どすん、と音を立ててボイドが手近な椅子へと腰掛けた。
「参ったな。王家の危機を持ちだされては反論のしようがない」
大きなため息を一つ吐き、再びニルーファルへと鋭い視線を向けた。
「ピーノくんの提案を受け入れるしかない、その旨は私も先刻了承している。だというのに蒸し返したことについては心から詫びねばなりますまい。だが今一度、タリヤナ教国へ問わねばならないことがある」
伺いましょう、とニルーファルが即座に応じる。
「ではお聞きしますがニルーファル殿、この先あなた方が彼を受け入れたとして、実際に制御下へ置くことができるのだろうか。できないのであれば、今回の平和条約の根底が崩れ去ってしまいますぞ」
我が子も同然なピーノの人となりをよく知るイザークからすれば、「バカなことをおっしゃるものだ」と一笑に付したくもなるが、理屈の上だとボイドの疑念はもっともである。事実、ピーノの動向によって現在の情勢が大きく左右されているのだから。
ピーノも含め、ウルス帝国の亡霊のごとき元〈名無しの部隊〉の処遇をどうするかというのは、一概には答えを出せない難しい問題であろう。

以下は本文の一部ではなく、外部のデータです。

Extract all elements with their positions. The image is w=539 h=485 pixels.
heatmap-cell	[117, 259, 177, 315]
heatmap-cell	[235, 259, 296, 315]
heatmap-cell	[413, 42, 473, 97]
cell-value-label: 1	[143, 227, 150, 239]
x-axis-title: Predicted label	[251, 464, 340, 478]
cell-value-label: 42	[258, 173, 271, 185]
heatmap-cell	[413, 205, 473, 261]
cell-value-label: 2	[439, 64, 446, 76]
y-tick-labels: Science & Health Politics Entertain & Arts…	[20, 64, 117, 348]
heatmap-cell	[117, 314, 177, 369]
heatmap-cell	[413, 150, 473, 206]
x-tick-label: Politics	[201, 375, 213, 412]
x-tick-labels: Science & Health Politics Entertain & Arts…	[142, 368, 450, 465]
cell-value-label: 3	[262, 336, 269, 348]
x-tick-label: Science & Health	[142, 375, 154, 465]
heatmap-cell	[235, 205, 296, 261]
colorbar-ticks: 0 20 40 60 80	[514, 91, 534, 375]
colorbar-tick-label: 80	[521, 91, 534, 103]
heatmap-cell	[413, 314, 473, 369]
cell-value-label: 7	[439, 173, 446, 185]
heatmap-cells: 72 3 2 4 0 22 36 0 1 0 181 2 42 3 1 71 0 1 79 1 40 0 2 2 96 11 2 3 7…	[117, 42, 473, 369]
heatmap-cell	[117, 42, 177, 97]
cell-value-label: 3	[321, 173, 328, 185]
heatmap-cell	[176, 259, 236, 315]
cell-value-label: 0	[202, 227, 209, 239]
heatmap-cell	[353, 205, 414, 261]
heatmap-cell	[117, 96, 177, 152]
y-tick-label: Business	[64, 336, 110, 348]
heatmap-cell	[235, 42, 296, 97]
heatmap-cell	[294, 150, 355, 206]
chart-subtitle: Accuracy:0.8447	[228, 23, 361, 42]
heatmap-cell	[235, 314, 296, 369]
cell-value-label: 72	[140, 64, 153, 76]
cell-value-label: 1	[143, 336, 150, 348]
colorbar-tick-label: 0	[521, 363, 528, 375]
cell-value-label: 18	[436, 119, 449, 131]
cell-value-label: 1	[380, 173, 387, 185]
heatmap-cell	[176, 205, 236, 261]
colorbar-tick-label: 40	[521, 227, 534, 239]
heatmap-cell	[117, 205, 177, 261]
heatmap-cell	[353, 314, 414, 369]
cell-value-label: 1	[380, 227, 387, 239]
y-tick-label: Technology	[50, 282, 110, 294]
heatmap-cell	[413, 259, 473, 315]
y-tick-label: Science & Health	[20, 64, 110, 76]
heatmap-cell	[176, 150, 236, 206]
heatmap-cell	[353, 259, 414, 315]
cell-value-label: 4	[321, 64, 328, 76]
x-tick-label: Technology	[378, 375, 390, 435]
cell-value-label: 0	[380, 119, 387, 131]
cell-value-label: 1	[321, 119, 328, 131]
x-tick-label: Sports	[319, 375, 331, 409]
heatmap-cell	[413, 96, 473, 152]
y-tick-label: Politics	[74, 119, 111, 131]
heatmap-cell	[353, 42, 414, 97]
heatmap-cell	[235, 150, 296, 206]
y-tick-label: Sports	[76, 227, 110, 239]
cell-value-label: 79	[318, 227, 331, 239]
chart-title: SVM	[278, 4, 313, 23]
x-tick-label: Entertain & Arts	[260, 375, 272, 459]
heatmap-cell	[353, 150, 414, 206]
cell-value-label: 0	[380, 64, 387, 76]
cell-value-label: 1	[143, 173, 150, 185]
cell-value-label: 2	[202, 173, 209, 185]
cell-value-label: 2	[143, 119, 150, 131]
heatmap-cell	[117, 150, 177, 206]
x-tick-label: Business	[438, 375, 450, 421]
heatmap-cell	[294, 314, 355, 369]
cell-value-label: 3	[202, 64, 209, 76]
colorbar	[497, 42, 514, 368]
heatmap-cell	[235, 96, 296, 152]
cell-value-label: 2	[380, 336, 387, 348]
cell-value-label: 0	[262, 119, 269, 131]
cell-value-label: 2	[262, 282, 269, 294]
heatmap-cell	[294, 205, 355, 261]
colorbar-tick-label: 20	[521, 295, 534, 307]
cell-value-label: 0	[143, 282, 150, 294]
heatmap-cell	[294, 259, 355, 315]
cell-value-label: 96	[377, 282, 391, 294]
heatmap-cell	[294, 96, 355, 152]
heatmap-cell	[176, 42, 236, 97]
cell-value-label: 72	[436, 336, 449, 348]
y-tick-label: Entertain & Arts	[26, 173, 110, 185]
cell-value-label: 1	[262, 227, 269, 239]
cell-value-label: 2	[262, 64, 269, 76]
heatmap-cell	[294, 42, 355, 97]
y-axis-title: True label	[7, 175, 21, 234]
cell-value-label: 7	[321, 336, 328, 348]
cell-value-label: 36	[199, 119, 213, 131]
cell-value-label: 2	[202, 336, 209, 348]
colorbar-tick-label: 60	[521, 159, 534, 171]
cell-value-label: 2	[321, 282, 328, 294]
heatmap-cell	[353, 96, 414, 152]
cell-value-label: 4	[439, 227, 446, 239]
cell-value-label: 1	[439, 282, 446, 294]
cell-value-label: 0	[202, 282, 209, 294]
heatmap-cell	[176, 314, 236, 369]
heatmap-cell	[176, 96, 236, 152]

しかしニルーファルに慌てる様子はまったく見られない。
「その点につきましてはご心配なく。こちらも手は打ってありますよ」
彼女の怜悧な横顔に、薄い笑みが浮かぶ。
「彼とごく親しい関係を築いている少女に、我がタリヤナ教国への同行、および長期の逗留を了承してもらっております。大切なのはお互いの信頼ですから。セス教を信奉される方々はどうにも発想が力押しでいけませんね」
意趣返しのような皮肉を滲ませてニルーファルが言った。
思えば彼女とキャナダインが両使節団の代表だったことで、平和条約の調印式までどうにかこぎ着けることができたのだ。おそらく次の機会はもうないか、あったとしても相当に先だ。
「本当に頼むぞ、ピーノ。見守っていてくれよ、エリオ」
神への祈りとは縁遠い生涯を送ってきたイザークだが、二人の息子への真摯な想いは、他者であればまぎれもなく祈りと呼ぶはずの行為であった。